The analyses revealed a diversity of 16 cell types: epithelial, stromal, endothelial and immune cells. Most interestingly, this study revealed how these cell populations progress from health to disease and uncovered molecularly distinct subpopulations of epithelial and stromal cells. Using transcriptional diversity to predict developmental potential, this study identified a novel mesenchymal population characterised by AEBP1 expression. Finally, they predicted the association of specific cell types using a bioinformatics approach evaluating the expression of cellular receptors and their ligands.
This study raises intriguing questions about the role of certain cell types in response to periodontitis. Investigating how exactly these specific cells engage in health and disease, through single-cell sequencing approaches, is sure to extend the knowledge of oral biology even further.

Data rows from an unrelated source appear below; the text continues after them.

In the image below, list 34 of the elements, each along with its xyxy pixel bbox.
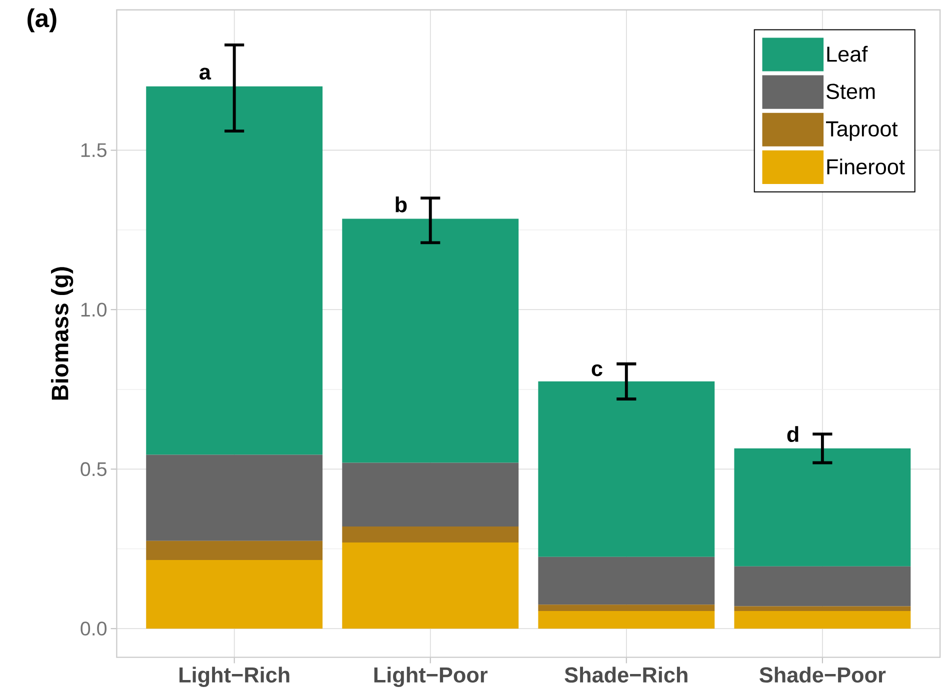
bar bbox=[342, 218, 519, 463]
annotation: a bbox=[200, 68, 212, 80]
bar bbox=[342, 542, 519, 629]
legend-label: Stem bbox=[826, 84, 875, 100]
bar bbox=[146, 540, 323, 560]
bar bbox=[342, 462, 519, 527]
x-tick-label: Light−Poor bbox=[374, 666, 488, 688]
annotation: b bbox=[396, 196, 407, 212]
bar bbox=[538, 604, 715, 612]
annotation: d bbox=[787, 426, 798, 442]
bar bbox=[734, 606, 911, 612]
y-axis-title: Biomass (g) bbox=[51, 267, 74, 400]
bar bbox=[734, 566, 911, 606]
legend-label: Fineroot bbox=[827, 158, 905, 175]
y-tick-label: 1.0 bbox=[81, 302, 107, 317]
bar bbox=[146, 560, 323, 629]
bar bbox=[734, 448, 911, 566]
x-tick-label: Light−Rich bbox=[180, 666, 290, 688]
chart-title: (a) bbox=[28, 8, 56, 32]
bar bbox=[146, 86, 323, 455]
bar bbox=[342, 526, 519, 543]
x-tick-label: Shade−Poor bbox=[760, 666, 886, 683]
bar bbox=[538, 556, 715, 605]
bar bbox=[538, 382, 715, 557]
y-tick-label: 1.5 bbox=[81, 143, 106, 158]
bar bbox=[538, 611, 715, 629]
x-tick-label: Shade−Rich bbox=[564, 666, 688, 683]
y-tick-label: 0.5 bbox=[80, 462, 106, 476]
annotation: c bbox=[592, 364, 602, 376]
y-tick-label: 0.0 bbox=[80, 622, 107, 636]
bar bbox=[734, 611, 911, 629]
legend-label: Leaf bbox=[827, 46, 868, 62]
bar bbox=[146, 454, 323, 541]
legend-label: Taproot bbox=[826, 122, 898, 141]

Taken together, the transcriptome of each cell population and candidate interacting cells provide an invaluable blueprint for future studies aimed at deciphering the role of specific gingival cells that contribute to homeostasis and periodontitis.
These exciting findings raise the possibility that clinical strategies might be developed by the discovery of both new drug and cell targets. Such approaches might one day provide treatment options not just for periodontitis, but for the wide range of chronic inflammatory diseases.